At the risk of being obvious: have you checked whether GPT-4 can do this for you? I haven't actually run any IE baselines with GPT-4, so I'm curious whether it can just crush these tasks or whether we still need specialized models.

I have! tl;dr it shows promise, but effective multi-part prompt engineering seems to be a limiting factor, as asking the model to do it start to finish in a single prompt yields terrible performance. The main reason I want to try fine-tuning these in addition is to see what the comparative performance is, as models like these were the previous SOTA.

Thanks again!

dwadden commented 1 year ago

I'll try to send some links to the code this weekend.

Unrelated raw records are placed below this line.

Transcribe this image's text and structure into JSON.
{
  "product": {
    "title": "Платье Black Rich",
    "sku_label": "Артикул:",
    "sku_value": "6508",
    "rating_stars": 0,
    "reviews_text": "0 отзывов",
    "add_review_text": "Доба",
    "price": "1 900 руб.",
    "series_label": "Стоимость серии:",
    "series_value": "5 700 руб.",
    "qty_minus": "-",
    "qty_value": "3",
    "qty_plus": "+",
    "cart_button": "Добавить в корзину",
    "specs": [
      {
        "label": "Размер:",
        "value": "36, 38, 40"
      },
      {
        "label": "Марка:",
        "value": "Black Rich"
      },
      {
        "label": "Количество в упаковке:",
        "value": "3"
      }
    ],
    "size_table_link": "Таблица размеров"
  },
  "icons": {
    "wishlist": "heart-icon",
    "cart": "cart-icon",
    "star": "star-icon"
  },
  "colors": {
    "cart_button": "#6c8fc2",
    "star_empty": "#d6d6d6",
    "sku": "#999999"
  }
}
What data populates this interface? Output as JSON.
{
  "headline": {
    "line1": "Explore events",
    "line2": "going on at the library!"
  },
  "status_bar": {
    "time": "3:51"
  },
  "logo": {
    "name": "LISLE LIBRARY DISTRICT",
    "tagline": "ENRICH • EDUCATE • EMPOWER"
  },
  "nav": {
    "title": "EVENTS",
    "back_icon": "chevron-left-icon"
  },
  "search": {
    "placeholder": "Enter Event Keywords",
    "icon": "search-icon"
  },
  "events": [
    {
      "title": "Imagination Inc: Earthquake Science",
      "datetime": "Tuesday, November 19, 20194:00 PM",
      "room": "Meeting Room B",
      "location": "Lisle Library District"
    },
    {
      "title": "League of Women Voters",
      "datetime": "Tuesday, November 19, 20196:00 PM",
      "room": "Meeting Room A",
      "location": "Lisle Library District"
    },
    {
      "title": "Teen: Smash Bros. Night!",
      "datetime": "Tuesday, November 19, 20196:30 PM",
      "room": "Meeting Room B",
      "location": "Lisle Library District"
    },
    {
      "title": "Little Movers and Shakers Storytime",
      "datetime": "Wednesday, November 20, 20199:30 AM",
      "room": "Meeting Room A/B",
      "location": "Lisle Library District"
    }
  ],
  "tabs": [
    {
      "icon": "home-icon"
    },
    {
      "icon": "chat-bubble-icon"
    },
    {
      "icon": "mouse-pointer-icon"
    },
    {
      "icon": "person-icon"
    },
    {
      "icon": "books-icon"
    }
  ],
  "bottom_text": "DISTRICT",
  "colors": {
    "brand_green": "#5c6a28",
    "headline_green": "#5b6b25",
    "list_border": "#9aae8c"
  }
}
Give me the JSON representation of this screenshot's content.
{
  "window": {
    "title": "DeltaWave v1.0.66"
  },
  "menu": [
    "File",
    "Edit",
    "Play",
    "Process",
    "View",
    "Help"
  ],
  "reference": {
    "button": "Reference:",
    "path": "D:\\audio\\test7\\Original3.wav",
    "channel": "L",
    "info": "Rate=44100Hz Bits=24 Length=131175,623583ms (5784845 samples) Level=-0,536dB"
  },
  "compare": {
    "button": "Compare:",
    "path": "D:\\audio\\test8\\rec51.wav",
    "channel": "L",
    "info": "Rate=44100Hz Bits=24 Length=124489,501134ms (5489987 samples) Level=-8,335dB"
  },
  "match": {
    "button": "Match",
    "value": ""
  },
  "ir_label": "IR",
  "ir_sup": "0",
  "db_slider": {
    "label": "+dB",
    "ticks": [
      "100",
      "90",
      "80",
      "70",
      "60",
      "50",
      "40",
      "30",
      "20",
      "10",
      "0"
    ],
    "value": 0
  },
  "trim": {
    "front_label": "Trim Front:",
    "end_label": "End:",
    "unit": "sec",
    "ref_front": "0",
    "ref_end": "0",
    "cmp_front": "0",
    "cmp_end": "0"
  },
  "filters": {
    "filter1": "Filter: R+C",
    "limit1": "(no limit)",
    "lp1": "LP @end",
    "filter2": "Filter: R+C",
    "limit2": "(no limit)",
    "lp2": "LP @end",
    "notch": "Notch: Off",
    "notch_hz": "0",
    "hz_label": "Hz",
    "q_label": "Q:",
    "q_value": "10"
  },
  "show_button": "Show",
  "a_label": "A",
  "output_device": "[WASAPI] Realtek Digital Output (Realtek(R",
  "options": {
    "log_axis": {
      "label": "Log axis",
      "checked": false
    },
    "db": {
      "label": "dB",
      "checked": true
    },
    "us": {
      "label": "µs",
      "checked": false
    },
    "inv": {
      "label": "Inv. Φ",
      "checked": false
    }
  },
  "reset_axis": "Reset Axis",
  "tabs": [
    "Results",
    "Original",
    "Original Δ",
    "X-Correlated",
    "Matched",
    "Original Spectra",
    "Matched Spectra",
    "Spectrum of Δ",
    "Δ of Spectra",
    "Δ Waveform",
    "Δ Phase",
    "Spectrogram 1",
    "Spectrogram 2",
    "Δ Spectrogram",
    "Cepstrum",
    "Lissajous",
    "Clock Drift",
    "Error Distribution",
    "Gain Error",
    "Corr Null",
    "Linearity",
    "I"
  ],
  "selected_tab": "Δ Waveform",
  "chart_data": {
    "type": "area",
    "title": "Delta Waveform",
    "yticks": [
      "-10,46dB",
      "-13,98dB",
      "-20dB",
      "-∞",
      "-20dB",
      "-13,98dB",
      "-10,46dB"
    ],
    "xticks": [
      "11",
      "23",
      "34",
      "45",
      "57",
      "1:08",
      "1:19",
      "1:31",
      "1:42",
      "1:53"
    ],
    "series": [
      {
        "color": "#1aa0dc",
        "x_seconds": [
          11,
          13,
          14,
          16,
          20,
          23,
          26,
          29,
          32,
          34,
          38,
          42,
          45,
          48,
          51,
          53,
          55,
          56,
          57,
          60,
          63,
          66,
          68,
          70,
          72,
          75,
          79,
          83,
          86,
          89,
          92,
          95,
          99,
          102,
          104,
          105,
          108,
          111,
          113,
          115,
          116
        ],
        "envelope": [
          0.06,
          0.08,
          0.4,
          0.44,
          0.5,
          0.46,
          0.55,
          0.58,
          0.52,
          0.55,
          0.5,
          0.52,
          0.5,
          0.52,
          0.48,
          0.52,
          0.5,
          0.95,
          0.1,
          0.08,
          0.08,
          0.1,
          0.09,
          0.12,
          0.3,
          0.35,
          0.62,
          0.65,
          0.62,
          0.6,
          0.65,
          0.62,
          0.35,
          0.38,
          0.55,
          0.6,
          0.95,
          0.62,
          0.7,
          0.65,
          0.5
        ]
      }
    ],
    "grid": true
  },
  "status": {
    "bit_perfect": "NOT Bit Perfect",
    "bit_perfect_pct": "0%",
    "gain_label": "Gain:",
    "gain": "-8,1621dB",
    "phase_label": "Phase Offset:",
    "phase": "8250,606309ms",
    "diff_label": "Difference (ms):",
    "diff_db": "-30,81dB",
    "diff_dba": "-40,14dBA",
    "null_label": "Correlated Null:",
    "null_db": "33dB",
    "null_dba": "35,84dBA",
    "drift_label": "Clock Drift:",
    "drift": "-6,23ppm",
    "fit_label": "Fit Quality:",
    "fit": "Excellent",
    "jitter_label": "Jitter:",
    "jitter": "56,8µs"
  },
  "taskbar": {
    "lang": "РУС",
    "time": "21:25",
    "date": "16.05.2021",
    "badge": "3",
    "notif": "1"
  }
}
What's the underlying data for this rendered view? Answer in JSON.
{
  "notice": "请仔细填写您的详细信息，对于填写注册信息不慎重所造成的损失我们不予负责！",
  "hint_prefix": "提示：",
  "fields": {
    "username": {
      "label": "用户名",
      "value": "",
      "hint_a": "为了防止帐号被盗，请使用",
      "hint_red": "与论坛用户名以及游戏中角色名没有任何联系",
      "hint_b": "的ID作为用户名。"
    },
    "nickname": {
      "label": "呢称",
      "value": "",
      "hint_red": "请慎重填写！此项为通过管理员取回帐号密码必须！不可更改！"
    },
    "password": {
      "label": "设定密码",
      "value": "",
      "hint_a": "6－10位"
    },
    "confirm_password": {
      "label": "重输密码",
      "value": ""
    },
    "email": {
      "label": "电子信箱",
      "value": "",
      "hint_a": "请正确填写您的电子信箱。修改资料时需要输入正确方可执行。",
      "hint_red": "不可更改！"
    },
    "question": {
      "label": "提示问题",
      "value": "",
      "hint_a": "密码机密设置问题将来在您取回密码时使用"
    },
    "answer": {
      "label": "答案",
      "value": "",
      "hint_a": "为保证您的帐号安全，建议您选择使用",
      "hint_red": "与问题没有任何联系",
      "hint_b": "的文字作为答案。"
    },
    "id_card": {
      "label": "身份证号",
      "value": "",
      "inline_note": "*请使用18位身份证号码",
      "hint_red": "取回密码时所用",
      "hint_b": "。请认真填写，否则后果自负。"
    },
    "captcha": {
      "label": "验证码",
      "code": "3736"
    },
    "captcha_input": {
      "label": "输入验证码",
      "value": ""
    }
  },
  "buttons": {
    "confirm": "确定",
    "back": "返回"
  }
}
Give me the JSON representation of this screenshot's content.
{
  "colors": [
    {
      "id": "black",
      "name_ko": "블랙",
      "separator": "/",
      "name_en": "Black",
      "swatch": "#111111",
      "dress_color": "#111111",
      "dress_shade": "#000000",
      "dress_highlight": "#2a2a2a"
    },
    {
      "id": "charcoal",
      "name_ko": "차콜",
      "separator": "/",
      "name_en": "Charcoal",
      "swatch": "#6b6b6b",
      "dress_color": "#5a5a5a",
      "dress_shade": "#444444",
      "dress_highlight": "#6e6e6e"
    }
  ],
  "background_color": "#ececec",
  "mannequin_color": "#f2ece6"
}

As for GPT-4, that's good to know it can't just trivially solve the task (there's still stuff left for NLP researchers to do!). If you've run any GPT-4 baselines on any of the datasets in this repo, feel free to submit a PR; it would be interesting to compare performance.

serenalotreck commented 1 year ago

Closing because I decided to train from scratch like in the docs rather than do this!

dwadden commented 1 year ago

Sorry I dropped the ball on this. If you still wanted to freeze the embedder and just finetune the classification heads, here's the embedder. The text embeddings get created in the forward pass here, and the task-specific heads get invoked starting here. I'm not totally sure how you'd freeze the embedder -- it's been a while since I looked at the AllenNLP code, which is in maintenance mode now. Sorry I can't help more.